1. A driving method for a passive matrix OEL device, comprising steps of:

using a first plurality of transistors as a row driver for a matrix OLED/PLED;

using a PWM mode to control the row drivers and data switches; and

causing each transistor of the row driver to be driven in the triode region with high transconductance, such that the row driver is able to operate with minimal voltage change for any change in current, and pixels disposed in the same row of the matrix OLED will then be able to attain uniform luminance.

2. The driving method for a passive matrix OEL device as claimed in claim 1, wherein the data switch transistors are driven in the saturation region.

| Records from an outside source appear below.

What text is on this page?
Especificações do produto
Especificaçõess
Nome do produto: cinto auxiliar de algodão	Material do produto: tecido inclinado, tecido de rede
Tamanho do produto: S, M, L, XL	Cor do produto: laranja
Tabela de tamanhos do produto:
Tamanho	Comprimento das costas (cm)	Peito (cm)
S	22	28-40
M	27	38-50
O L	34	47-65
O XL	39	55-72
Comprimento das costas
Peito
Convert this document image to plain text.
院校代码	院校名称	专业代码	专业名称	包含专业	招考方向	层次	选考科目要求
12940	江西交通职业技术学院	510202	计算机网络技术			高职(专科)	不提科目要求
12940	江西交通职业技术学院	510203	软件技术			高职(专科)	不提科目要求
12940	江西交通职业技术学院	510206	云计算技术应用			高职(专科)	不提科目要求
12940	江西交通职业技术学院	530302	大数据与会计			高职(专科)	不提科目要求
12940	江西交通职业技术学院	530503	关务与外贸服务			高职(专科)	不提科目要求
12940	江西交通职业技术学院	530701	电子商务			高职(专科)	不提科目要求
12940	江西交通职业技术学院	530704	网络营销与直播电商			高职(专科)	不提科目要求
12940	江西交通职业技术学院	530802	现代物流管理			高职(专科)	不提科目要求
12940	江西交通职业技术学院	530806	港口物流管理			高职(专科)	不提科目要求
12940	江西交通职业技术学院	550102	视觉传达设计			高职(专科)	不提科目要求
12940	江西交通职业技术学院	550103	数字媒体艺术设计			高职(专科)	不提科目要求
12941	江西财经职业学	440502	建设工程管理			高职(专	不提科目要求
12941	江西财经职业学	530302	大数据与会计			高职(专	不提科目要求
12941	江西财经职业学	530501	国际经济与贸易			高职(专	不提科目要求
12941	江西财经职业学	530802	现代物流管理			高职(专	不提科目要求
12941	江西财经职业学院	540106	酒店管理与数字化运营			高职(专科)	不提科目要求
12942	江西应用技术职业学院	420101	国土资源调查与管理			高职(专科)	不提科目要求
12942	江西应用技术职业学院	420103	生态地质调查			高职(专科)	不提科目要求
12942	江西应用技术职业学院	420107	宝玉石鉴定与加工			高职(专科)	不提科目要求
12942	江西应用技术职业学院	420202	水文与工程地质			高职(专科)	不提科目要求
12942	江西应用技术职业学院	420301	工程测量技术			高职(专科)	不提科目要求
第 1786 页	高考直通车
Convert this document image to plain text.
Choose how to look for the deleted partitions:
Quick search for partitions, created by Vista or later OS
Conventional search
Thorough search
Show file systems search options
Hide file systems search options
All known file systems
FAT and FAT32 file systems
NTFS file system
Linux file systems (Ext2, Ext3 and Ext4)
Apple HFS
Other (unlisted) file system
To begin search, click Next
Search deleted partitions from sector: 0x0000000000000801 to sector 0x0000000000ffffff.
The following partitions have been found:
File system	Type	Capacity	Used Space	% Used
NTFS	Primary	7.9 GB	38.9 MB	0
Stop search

3. The driving method for a passive matrix OEL device as claimed in claim 1, wherein each transistor is a MOSFET.

4. The driving method for a passive matrix OEL device as claimed in claim 2, wherein each transistor is a MOSFET.

5. The driving method for a passive matrix OEL device as claimed in claim 3, wherein the voltage across the gate terminal and the source terminal of the MOSFET is sufficiently high, such that when a substantial current change takes place, the corresponding voltage change will be minimal.

6. The driving method for a passive matrix OEL device as claimed in claim 1, wherein each transistor is a bipolar junction transistor.

7. The driving method for a passive matrix OEL device as claimed in claim 2, wherein each transistor is a bipolar junction transistor.

8. The driving method for a passive matrix OEL device as claimed in claim 6, wherein the base current in the row driver bipolar junction transistors is sufficiently large to maintain a high transconductance value.

9. The driving method for a passive matrix OEL device as claimed in claim 7, wherein the base current in the row driver bipolar junction transistor is sufficiently large to maintain a high transconductance value.